In the week after she was first hospitalized, we rode a roller-coaster of emotions. One step forward, two steps back - yet we assumed that her health problems would be resolved. We went through the motions of our lives between visits. When she elected to return home under hospice care, I was distraught. Many of my friends believe this is due to the fact that my own mother died just over 10 weeks ago. But my relationship with my mother and my mother-in-law were very different and I feel her loss differently. I loved my mother-in-law, not as a substitute mother figure, but for the person she was: intelligent, analytical, straightforward, practical, passionately supportive of her family, as well as her personal interests and, yes, decisive.
I met my future mother-in-law when I was 18. I can't say that we had an instant rapport. Our relationship evolved over time. She intimidated me a bit early on. Before she married, she'd studied bacteriology, earning a master's degree at a time when fewer women went to college, much less studied science. She worked alongside her husband, supporting his career as an academic, and raised 4 children. When her children grew older, she pursued an avid interest in birding, keeping meticulous records of almost 4000 "life birds." Her interest took her on trips all over the world and created a vast network of friendships. She restricted her travels during her husband's long illness but maintained her interest in birds until the end of her life. Her garden, which I wrote about here, was designed with birds in mind.
|There was a large collection of feeders, of which those pictured above represent only a portion|
|Plants were selected to attract and support birds|
|Birds could always be found at the feeders|
|And splashing in the birdbath|
She had a book by her bedside entitled "On Wings of Song", a collection of poems about birds edited by J.D. McClatchy. I flipped through the book while sitting with her during the final days of her illness. I'm not normally one to quote poetry, but one poem in particular resonated with me.

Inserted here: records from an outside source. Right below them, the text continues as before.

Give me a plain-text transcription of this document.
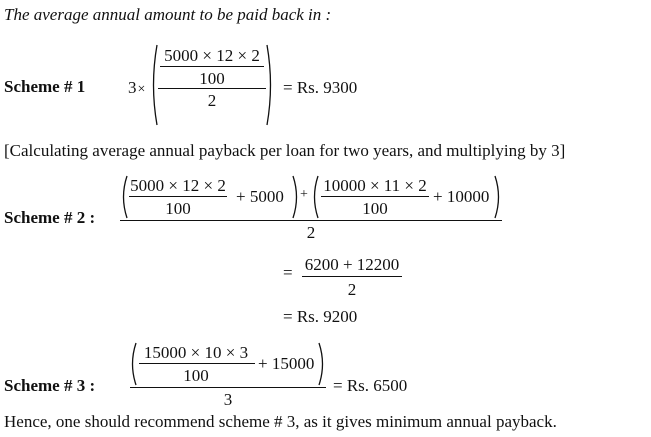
The average annual amount to be paid back in :
Scheme # 1	3×
5000 × 12 × 2
100
2
= Rs. 9300
[Calculating average annual payback per loan for two years, and multiplying by 3]
Scheme # 2 :
5000 × 12 × 2
100
+ 5000 + 10000 × 11 × 2
100
+ 10000
2
= 6200 + 12200
2
= Rs. 9200
Scheme # 3 :
15000 × 10 × 3
100
+ 15000
3
= Rs. 6500
Hence, one should recommend scheme # 3, as it gives minimum annual payback.
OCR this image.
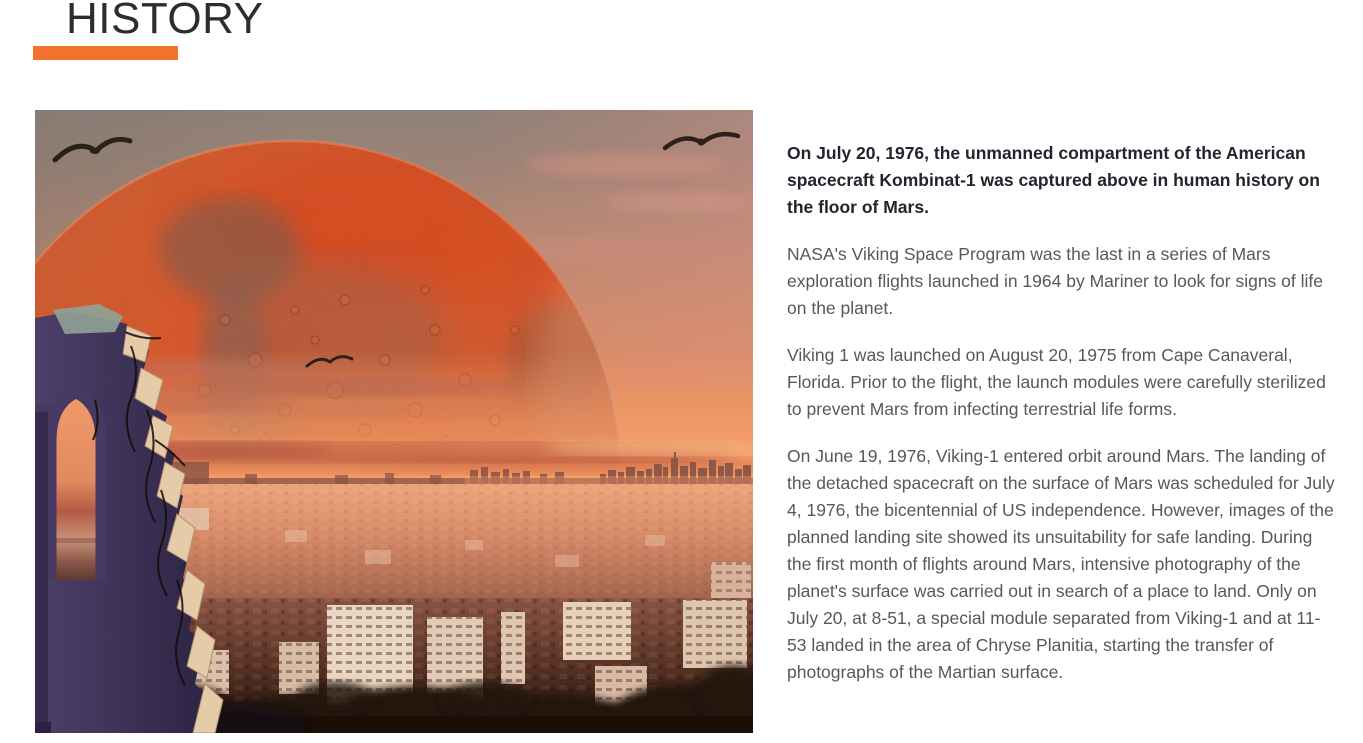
HISTORY

On July 20, 1976, the unmanned compartment of the American spacecraft Kombinat-1 was captured above in human history on the floor of Mars.

NASA's Viking Space Program was the last in a series of Mars exploration flights launched in 1964 by Mariner to look for signs of life on the planet.

Viking 1 was launched on August 20, 1975 from Cape Canaveral, Florida. Prior to the flight, the launch modules were carefully sterilized to prevent Mars from infecting terrestrial life forms.

On June 19, 1976, Viking-1 entered orbit around Mars. The landing of the detached spacecraft on the surface of Mars was scheduled for July 4, 1976, the bicentennial of US independence. However, images of the planned landing site showed its unsuitability for safe landing. During the first month of flights around Mars, intensive photography of the planet's surface was carried out in search of a place to land. Only on July 20, at 8-51, a special module separated from Viking-1 and at 11-53 landed in the area of Chryse Planitia, starting the transfer of photographs of the Martian surface.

NEVER AGAIN WOULD BIRD'S SONG BE THE SAME
By Robert Frost
He would declare and could himself believe
That the birds there in all the garden round
From having heard the daylong voice of Eve
Had added to their own an oversound,
Her tune of meaning but without the words.
Admittedly an eloquence so soft
Could only have an influence on birds
When call or laughter carried it aloft.
Be that as it may be, she was in their song.
Moreover her voice upon their voices crossed
Had now persisted in the woods so long
That probably it never would be lost.
Never again would the bird's song be the same
And to do that to the birds was why she came.
Because of her, I'll never hear birdsong the same way either.